OMAHA, Neb. — The Ponca Tribe of Nebraska is planning to move its health clinic and administrative offices from Omaha to a campus southwest of the city in an effort to offer health care services to more people.
The Omaha City Council unanimously approved the special permit for the move Feb. 6, the Omaha World-Herald reported. The tribe plans to expand its clinic, add community gathering space and create a ceremonial sweat lodge at the Ralston facility.
“Our people are very excited about this project and what it means for us as a whole … and for the community as a whole,” said Larry Wright Jr., tribal chairman.
The tribe has received initial approval for a grant from the Indian Health Service to fund the project, Wright said.

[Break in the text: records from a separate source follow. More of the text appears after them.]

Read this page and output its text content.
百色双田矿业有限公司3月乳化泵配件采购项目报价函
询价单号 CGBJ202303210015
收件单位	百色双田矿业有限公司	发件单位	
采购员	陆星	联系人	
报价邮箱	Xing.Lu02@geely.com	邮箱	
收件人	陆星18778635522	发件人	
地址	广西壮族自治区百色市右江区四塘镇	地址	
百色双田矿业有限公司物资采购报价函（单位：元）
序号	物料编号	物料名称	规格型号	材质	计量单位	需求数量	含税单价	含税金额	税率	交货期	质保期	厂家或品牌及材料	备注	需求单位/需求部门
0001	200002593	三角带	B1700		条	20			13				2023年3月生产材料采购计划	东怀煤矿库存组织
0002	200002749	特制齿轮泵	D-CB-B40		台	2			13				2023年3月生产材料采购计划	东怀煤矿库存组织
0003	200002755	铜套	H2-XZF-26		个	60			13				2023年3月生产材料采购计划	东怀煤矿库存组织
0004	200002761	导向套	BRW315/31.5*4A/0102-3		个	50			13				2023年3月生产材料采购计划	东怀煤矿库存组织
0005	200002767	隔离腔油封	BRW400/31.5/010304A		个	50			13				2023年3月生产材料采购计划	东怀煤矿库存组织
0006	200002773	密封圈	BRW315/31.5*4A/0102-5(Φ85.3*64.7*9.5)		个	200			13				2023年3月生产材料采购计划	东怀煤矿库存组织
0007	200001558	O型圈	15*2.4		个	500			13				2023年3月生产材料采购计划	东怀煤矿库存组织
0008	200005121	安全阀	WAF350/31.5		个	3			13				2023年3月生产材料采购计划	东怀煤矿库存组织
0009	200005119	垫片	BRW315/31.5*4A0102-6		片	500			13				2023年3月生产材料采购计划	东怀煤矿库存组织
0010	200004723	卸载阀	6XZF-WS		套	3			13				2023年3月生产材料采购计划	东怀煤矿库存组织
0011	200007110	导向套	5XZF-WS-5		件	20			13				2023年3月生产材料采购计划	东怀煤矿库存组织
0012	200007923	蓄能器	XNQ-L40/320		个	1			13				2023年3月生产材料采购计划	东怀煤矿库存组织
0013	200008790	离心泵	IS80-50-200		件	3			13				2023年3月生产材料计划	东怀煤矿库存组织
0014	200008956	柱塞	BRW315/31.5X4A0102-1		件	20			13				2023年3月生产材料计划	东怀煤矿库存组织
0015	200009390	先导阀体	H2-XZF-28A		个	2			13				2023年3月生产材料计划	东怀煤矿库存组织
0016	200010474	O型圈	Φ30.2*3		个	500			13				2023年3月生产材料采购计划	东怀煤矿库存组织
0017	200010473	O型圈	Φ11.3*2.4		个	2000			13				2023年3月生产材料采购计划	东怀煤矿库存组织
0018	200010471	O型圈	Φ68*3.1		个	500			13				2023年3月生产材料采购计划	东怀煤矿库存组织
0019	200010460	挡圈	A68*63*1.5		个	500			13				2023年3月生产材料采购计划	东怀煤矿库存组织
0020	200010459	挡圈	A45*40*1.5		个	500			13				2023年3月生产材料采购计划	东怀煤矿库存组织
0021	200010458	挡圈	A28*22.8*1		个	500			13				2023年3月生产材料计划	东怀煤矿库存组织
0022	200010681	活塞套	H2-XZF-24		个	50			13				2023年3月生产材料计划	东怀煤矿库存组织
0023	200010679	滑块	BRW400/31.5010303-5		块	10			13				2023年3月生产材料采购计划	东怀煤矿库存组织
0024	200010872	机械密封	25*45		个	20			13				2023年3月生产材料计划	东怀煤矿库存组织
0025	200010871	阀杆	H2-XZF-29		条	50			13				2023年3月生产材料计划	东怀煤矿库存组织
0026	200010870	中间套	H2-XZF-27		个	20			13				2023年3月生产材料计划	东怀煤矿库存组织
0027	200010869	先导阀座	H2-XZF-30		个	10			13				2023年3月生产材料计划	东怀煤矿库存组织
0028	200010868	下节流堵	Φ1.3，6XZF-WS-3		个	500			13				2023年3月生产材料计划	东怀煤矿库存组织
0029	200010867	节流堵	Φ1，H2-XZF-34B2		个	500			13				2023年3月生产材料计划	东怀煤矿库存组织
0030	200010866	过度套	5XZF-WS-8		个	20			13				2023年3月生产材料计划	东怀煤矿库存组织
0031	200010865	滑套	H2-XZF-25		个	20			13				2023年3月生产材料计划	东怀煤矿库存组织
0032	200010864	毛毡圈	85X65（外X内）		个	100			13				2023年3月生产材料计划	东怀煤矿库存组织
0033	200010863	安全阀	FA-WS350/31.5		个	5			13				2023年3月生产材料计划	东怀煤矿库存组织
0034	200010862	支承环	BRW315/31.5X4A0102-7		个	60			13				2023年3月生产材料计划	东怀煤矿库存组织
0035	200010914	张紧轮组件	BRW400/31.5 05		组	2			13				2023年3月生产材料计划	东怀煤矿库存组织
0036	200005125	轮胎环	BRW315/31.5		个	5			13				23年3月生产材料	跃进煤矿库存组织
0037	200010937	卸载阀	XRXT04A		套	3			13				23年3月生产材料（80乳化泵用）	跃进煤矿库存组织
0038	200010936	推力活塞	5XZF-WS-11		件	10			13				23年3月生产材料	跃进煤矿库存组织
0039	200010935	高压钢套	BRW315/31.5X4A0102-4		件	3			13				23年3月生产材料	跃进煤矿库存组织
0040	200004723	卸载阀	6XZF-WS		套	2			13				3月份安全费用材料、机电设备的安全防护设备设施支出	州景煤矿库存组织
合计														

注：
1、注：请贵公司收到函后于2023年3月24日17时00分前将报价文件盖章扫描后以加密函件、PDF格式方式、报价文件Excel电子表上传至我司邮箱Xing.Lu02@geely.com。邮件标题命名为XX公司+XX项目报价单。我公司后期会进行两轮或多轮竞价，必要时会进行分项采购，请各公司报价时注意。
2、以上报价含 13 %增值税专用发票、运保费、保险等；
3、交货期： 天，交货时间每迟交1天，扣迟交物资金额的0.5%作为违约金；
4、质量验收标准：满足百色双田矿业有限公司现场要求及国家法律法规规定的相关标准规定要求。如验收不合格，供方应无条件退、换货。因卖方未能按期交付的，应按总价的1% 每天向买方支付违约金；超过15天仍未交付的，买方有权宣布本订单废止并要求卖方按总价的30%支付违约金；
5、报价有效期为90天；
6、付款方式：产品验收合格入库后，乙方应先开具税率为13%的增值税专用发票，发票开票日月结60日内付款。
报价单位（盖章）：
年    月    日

The tribe has outgrown the 12,000 square feet at its current facility. Tribe officials hope to expand the new site to about 60,000 square feet. The campus will have tribal services office, such as the tribal court. There will also be a clinic offering primary care, behavioral health, physical therapy, dental care, a pharmacy and other services.
Most of the clinic’s patients will be Native American, Wright said.
There are about 12,000 Native Americans living in the Omaha area, Wright estimated. Native Americans come from around the region to receive services from the clinic. The tribe also provides transportation services.
Cabinetmaker Herb Grothe, who works near the new location, has objected to the tribe’s relocation. Grothe is concerned that an open outdoor fire used to heat rocks for the sweat lodge could be a danger. He’s worried that embers from the fire could blow into the highly flammable dust that collects near his cabinet shop.
The tribe will comply with all of the fire department’s safety regulations, Wright said.
“We’re very mindful of that,” Wright said. “We don’t want our property burned down. We don’t want anybody else’s property burned down.”